The pitching, while tough to watch sometimes, isn’t as bad as it looks. No team has a bigger gap between its actual ERA and its expected ERA than the Nationals. The latter is a numerical representation of how their ERA would look if they experienced league average results on balls in play and league average timing (also known as fielding independent pitching). If the difference between Washington’s actual ERA (4.88) and expected ERA (4.03 FIP) were to hold for the entire season, it would be the largest gap since 1938. The Nationals’ bullpen, the source of most of the team’s pitching woes, is sixth worst in the majors this year by expected ERA, not the worst as indicated by its robust 6.60 ERA.
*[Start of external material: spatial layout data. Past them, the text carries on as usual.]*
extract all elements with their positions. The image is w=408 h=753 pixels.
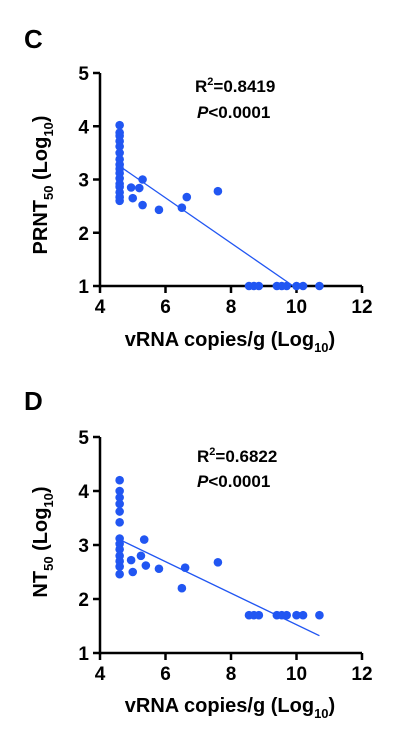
panel-d-x-tick-label: 12 — [351, 664, 372, 685]
panel-letter-d: D — [24, 386, 43, 416]
panel-c-data-point — [135, 183, 144, 193]
panel-d-data-point — [115, 569, 124, 579]
panel-c-points — [115, 120, 324, 291]
panel-d-data-point — [154, 564, 164, 574]
panel-d-data-point — [315, 610, 324, 620]
panel-d-data-point — [292, 610, 301, 620]
panel-c-r-squared: R2=0.8419 — [195, 76, 275, 96]
panel-c-x-tick-label: 12 — [351, 297, 372, 318]
panel-d-x-tick-label: 6 — [160, 664, 171, 685]
panel-c-data-point — [213, 186, 223, 196]
panel-d-r-squared: R2=0.6822 — [197, 446, 277, 466]
panel-c-data-point — [138, 175, 147, 184]
panel-c-y-tick-label: 1 — [78, 277, 89, 298]
panel-d-y-tick-label: 4 — [78, 482, 89, 503]
panel-d-data-point — [141, 561, 151, 570]
panel-d-data-point — [115, 562, 124, 571]
panel-d-data-point — [254, 610, 264, 620]
panel-c-x-tick-label: 6 — [160, 297, 171, 318]
panel-c-data-point — [154, 205, 164, 215]
panel-c-data-point — [254, 281, 264, 291]
panel-d-data-point — [177, 583, 187, 593]
panel-c-y-axis-title: PRNT50 (Log10) — [30, 116, 56, 255]
panel-d-y-tick-label: 5 — [78, 428, 89, 449]
panel-c-p-value: P<0.0001 — [197, 103, 270, 122]
panel-c-y-tick-label: 3 — [78, 171, 89, 192]
panel-d-data-point — [115, 507, 124, 516]
panel-c-y-tick-label: 4 — [78, 117, 89, 138]
panel-c-y-tick-labels: 1 2 3 4 5 — [78, 64, 100, 298]
panel-d-y-tick-label: 3 — [78, 536, 89, 557]
panel-c-data-point — [292, 281, 301, 291]
panel-d-axes — [98, 437, 362, 655]
panel-d-data-point — [115, 475, 124, 485]
panel-d-data-point — [126, 555, 136, 565]
panel-d-regression-line — [119, 539, 320, 637]
panel-c-data-point — [115, 120, 124, 130]
panel-c-data-point — [182, 192, 192, 202]
panel-d-x-tick-label: 8 — [226, 664, 237, 685]
panel-d-x-tick-labels: 4 6 8 10 12 — [95, 653, 373, 685]
panel-c-data-point — [138, 200, 147, 210]
panel-c-data-point — [115, 148, 124, 158]
panel-d-data-point — [115, 486, 124, 496]
panel-d-data-point — [115, 518, 124, 527]
panel-c-x-tick-label: 4 — [95, 297, 106, 318]
panel-d-y-tick-label: 2 — [78, 590, 89, 611]
panel-d-data-point — [115, 493, 124, 502]
panel-c-data-point — [282, 281, 291, 291]
panel-c-x-tick-label: 8 — [226, 297, 237, 318]
panel-d-x-tick-label: 4 — [95, 664, 106, 685]
panel-d-data-point — [213, 557, 223, 567]
panel-d-data-point — [128, 567, 138, 577]
panel-d-data-point — [298, 610, 308, 620]
panel-c-data-point — [128, 193, 138, 203]
panel-c-data-point — [126, 183, 136, 192]
panel-d-data-point — [282, 610, 291, 620]
panel-d-data-point — [139, 535, 149, 544]
panel-c-y-tick-label: 5 — [78, 64, 89, 85]
panel-d-data-point — [180, 563, 190, 572]
panel-c-x-axis-title: vRNA copies/g (Log10) — [125, 329, 335, 355]
panel-c-x-tick-label: 10 — [286, 297, 307, 318]
panel-c-data-point — [115, 196, 124, 206]
panel-c-x-tick-labels: 4 6 8 10 12 — [95, 286, 373, 318]
panel-d-x-axis-title: vRNA copies/g (Log10) — [125, 695, 335, 721]
panel-d-y-tick-label: 1 — [78, 644, 89, 665]
panel-d-y-tick-labels: 1 2 3 4 5 — [78, 428, 100, 665]
panel-d-y-axis-title: NT50 (Log10) — [30, 486, 56, 597]
panel-d-p-value: P<0.0001 — [197, 472, 270, 491]
panel-d-data-point — [136, 551, 146, 561]
panel-c-data-point — [298, 281, 308, 291]
panel-letter-c: C — [24, 24, 43, 54]
panel-d-x-tick-label: 10 — [286, 664, 307, 685]
panel-d-points — [115, 475, 324, 620]
panel-d-data-point — [115, 545, 124, 554]
panel-c-data-point — [315, 281, 324, 291]
panel-c-data-point — [177, 203, 187, 213]
panel-d-data-point — [115, 499, 124, 509]
panel-c-data-point — [115, 142, 124, 151]
panel-c-y-tick-label: 2 — [78, 224, 89, 245]
panel-c-regression-line — [119, 165, 294, 287]
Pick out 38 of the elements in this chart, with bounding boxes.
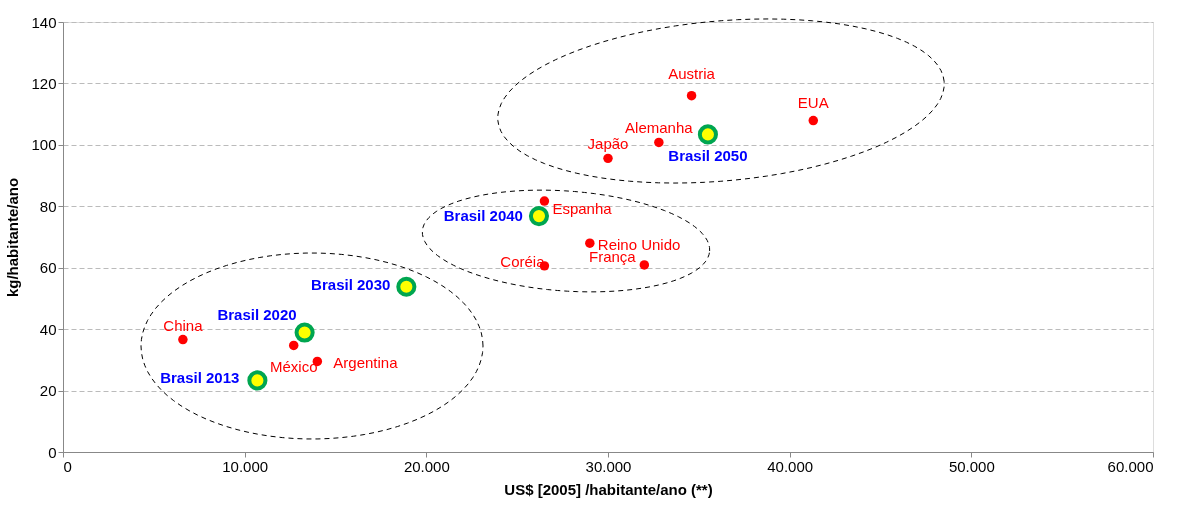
x-tick-label: 10.000 [222, 457, 269, 475]
x-tick-label: 30.000 [585, 457, 632, 475]
x-tick-label: 20.000 [403, 457, 450, 475]
y-tick-label: 40 [39, 320, 57, 338]
point [288, 340, 299, 351]
point [808, 115, 819, 126]
annotation: Japão [587, 135, 629, 153]
point [697, 124, 718, 145]
x-tick-label: 40.000 [767, 457, 814, 475]
y-axis-title: kg/habitante/ano [4, 177, 22, 298]
x-axis-title: US$ [2005] /habitante/ano (**) [504, 480, 713, 498]
annotation: Brasil 2013 [160, 369, 240, 387]
annotation: Austria [668, 64, 716, 82]
y-tick-label: 20 [39, 382, 57, 400]
x-tick-label: 60.000 [1107, 457, 1154, 475]
point [178, 334, 188, 345]
annotation: Brasil 2050 [668, 147, 748, 165]
x-tick-label: 50.000 [948, 457, 995, 475]
annotation: Brasil 2030 [311, 275, 391, 293]
point [654, 137, 664, 148]
annotation: México [269, 358, 318, 376]
annotation: Brasil 2020 [217, 305, 297, 323]
y-tick-label: 0 [48, 443, 57, 461]
point [686, 90, 697, 101]
x-tick-label: 0 [63, 457, 72, 475]
y-tick-label: 80 [39, 197, 57, 215]
point [294, 322, 315, 343]
y-tick-label: 120 [31, 74, 57, 92]
y-tick-label: 140 [31, 13, 57, 31]
annotation: Alemanha [625, 119, 694, 137]
annotation: China [163, 316, 204, 334]
annotation: EUA [797, 93, 829, 111]
point [396, 276, 417, 297]
y-tick-label: 60 [39, 259, 57, 277]
annotation: Argentina [333, 354, 399, 372]
point [247, 370, 268, 391]
point [603, 153, 613, 164]
y-tick-label: 100 [31, 136, 57, 154]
Plus, the team, as a whole, has been unlucky. The Nationals have a minus-30 run differential over 46 games, which translates to a 20-26 record, slightly better than their actual 19-27 record, heading into Monday night. If we look at the type of results they have at the plate and the sequence of those results, which also plays a role — think of how four consecutive walks in an inning would produce a run but those same four walks spread out over the course of the game might not result in anything of note — we would expect Washington to sport a 21-25 record. Not a huge improvement, but every win counts when fighting for the division.
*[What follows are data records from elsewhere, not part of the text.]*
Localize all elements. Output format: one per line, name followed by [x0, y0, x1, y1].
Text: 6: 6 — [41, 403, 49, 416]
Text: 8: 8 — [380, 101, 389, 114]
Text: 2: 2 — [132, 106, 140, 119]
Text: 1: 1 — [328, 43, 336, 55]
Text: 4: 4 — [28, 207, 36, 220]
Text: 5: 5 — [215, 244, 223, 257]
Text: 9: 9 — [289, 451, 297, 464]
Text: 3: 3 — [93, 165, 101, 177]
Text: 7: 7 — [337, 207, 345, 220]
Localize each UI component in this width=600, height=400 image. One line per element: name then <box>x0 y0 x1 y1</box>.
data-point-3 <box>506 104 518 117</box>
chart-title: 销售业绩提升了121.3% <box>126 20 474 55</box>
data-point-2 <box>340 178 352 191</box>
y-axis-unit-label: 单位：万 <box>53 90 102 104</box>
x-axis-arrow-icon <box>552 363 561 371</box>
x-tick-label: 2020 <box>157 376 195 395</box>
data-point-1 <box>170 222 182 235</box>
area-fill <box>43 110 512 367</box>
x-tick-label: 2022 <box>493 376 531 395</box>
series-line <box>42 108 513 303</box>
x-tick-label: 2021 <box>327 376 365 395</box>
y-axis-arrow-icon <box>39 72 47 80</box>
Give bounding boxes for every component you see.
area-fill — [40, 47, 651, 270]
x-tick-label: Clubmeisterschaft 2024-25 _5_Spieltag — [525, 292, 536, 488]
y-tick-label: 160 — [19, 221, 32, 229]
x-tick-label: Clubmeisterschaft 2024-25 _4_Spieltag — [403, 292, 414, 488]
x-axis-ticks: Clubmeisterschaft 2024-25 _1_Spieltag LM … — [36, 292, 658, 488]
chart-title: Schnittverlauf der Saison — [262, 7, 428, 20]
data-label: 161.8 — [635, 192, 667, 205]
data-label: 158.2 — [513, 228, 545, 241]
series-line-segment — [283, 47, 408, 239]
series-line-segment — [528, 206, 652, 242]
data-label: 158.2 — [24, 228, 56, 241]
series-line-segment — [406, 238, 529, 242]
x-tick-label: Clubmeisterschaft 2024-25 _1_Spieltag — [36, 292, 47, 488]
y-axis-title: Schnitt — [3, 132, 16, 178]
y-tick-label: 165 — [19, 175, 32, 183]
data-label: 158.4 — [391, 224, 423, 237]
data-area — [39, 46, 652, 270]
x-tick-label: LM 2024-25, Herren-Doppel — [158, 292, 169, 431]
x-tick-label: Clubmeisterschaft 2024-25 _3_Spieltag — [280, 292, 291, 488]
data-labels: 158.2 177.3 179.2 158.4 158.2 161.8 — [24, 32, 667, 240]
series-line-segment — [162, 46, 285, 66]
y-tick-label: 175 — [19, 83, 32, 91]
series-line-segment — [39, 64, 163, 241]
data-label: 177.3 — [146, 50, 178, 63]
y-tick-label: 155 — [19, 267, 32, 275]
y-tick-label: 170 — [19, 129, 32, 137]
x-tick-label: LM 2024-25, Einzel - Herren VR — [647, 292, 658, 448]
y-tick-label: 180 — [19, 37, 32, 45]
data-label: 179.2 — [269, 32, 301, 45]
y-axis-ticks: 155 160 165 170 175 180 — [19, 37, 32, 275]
The main takeaways: The Nationals are better than they have shown. But they still have to improve significantly to reach the postseason.
Helping in that regard is a relatively weak remaining schedule. According to FanGraphs, Washington’s average remaining opponent is expected to win less than 50 percent of its games. When compared with the Philadelphia Phillies (.505 average win rate for remaining opponents) and Atlanta Braves (.495) this could be the Nationals’ best opportunity to gain ground.
Add in health for a lineup that is starting to resemble the one we expected on Opening Day, and the Nationals can continue to climb. But they will have to outpace their preseason projections to reach the playoffs.
If Washington simply played to its preseason expectations (that of a 91-win team) the rest of the way, we would expect it to finish the season with 84 wins, two fewer than the Phillies and one fewer than the Braves.
After such a big early-season hole, the key for a Washington playoff push will be the confluence of the three factors above — better luck, better health and an easier schedule.
It all starts with the upcoming pair of four-game stints against the Mets and Miami Marlins. There is a 61 percent chance they go 5-3 or better during this stretch. If they don’t, it might be time to start looking toward next year.